By the way, it was remiss of me not to mention that yesterday’s final post was the 600th entry in the site’s history. We remain two weeks and change from our first birthday for those of you wondering. Alright, now that those housekeeping details are out of the way, let’s get down to business. With the Astros continuing to flounder (now tied for fourth place in the NL Central), it’s time to take a quick peek at some players on their Triple-A squad who may be in line for a look at some point this season.

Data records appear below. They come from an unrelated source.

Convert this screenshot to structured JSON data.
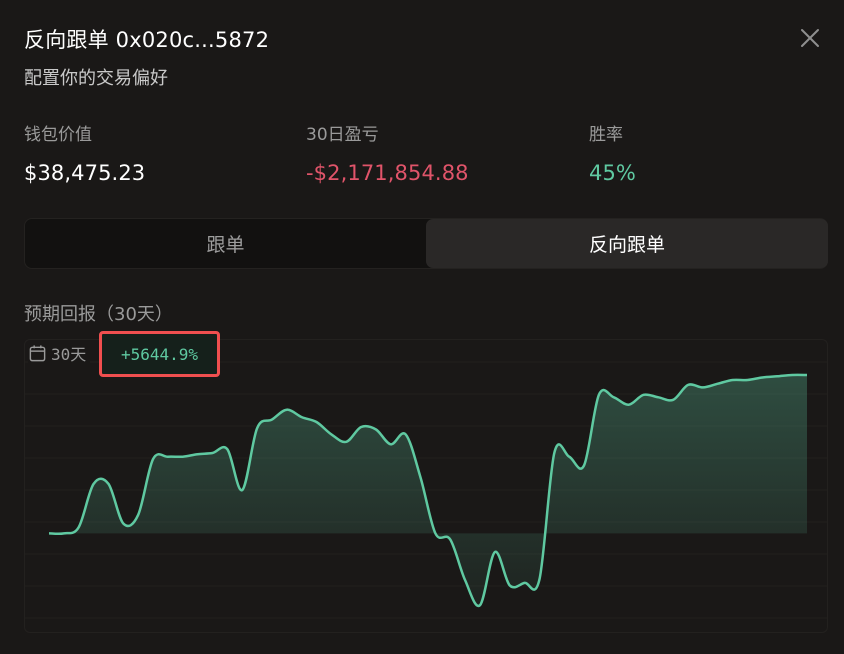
{
  "header": {
    "title": "反向跟单 0x020c...5872",
    "subtitle": "配置你的交易偏好",
    "close_icon": "close-icon"
  },
  "stats": {
    "wallet_label": "钱包价值",
    "wallet_value": "$38,475.23",
    "pnl_label": "30日盈亏",
    "pnl_value": "-$2,171,854.88",
    "winrate_label": "胜率",
    "winrate_value": "45%"
  },
  "mode_toggle": {
    "follow_label": "跟单",
    "reverse_label": "反向跟单",
    "selected": "reverse"
  },
  "expected_return": {
    "section_title": "预期回报（30天）",
    "period_label": "30天",
    "calendar_icon": "calendar-icon",
    "return_value": "+5644.9%"
  },
  "colors": {
    "positive": "#5fc9a1",
    "negative": "#e0546a",
    "highlight_border": "#ef4f4f",
    "background": "#1a1817"
  },
  "chart_data": {
    "type": "area",
    "title": "",
    "xlabel": "",
    "ylabel": "",
    "grid": true,
    "baseline": 0,
    "ylim": [
      -70,
      145
    ],
    "series": [
      {
        "values": [
          0,
          0,
          5,
          40,
          40,
          8,
          15,
          60,
          62,
          62,
          64,
          65,
          68,
          35,
          85,
          92,
          100,
          94,
          90,
          80,
          74,
          86,
          84,
          72,
          80,
          45,
          0,
          -5,
          -38,
          -58,
          -15,
          -42,
          -40,
          -37,
          65,
          62,
          55,
          112,
          110,
          104,
          112,
          110,
          108,
          120,
          118,
          121,
          124,
          124,
          126,
          127,
          128,
          128
        ]
      }
    ]
  }
}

  • Mark Saccomanno hasn’t done much in his career to gain notoriety (and no, having the same last name as Kramer’s buddy Bob doesn’t qualify), but is enjoying a breakout year in his first season at Triple-A. As a 27-year-old corner infielder originally taken in the 23rd round in 2003, Saccomanno hardly qualifies as a prospect, but with the ‘Stros ranking in the bottom half of the NL in homers and near the bottom in BA, surely someone on the parent organization is taking note of his line (56 games, 190 at-bats, .300 BA, 14 doubles, 11 homers, 39 RBI). If you think Houston is having an emergency with its waning offense, Saccomanno’s OPS (911) seems rather appropriate. After Saccomanno became just the second Round Rock player to slug two homers in a game on Monday, Houston may soon be paying a bit more attention. A recent 14-game hitting streak doesn’t hurt, either. Saccomanno repeated Double-A last year, and, while he managed to hit just .245, he slammed 20 homers and 63 RBI despite missing two months with an injury. Well, he’s already more than halfway to matching those totals already and we still have plenty of ball to play. Saccomanno says his success this year is the result of laying off bad pitches. A Houston native, Saccomanno proved he can perform against the best in the world when he stroked two doubles and a homer in three games as a member of the Italian entry at the 2006 WBC. While he’s done the majority of his damage at home (.361 BA with seven of his 11 dingers), Round Rock is not a hitter-friendly park, so that bodes well for his ability to go yard in major league stadiums.
  • Infielder Danny Klassen is the only other Express player to hit multiple dingers in a game this season. The 31-year-old Canadian is a true Quad-A player, having amassed 1,154 minor league games in his career with only 85 big league appearances and none at all since 2003. Originally a second rounder of the Brewers way back in 1993, Klassen’s been in the Houston system since 2005, but was out of baseball last year. In 2005, he enjoyed probably his finest Triple-A season ever with a 910 OPS, yet he didn’t get a sniff of the majors. A true shortstop who can also play second and third, Klassen is hitting well again this year with a .310 mark through 44 games, but he’s been out of the lineup since late-May. In 85 career big-league games, he’s put up a .226/.289/.341 line with six dingers. A recent surge by Houston shortstop Adam Everett has jacked his BA up to .230, but his overall offensive game has been in decline for three years now, and he was never really that good at his peak. Obviously, Everett’s defensive prowess is valuable to Houston, but surely Klassen could record a 600 OPS, a mark Everett currently remains shy of.
  • One struggling Astro the team already divested itself of, Jason Lane, isn’t exactly playing like he’s desperate to get back to the Show. Since his demotion to Triple-A a week and a half ago, Lane is batting just .250 through five games, but he does have seven runs, a homer, four RBI and six walks against just one strikeout. He doubled and scored Monday in his first game at home since Houston farmed him out to make room for Chris Burke. During his time with the big club, Lane had the dubious distinction of being perhaps the least productive outfielder in the major leagues. In 36 games and 79 at-bats, he scored just five runs, which is even worse considering he had four homers. Lane drove in 10 runs and hit .165/.175/.354. He’s batting cleanup for Round Rock, so perhaps the 30-year-old — a sixth round pick in 1999 — will put up impressive enough numbers to get another look. Recall that Lane is capable of getting hot and producing, batting .305 with an 890 OPS in the second half in 2005. If he has another big half in him, the struggling Astros’ attack could sure use it now.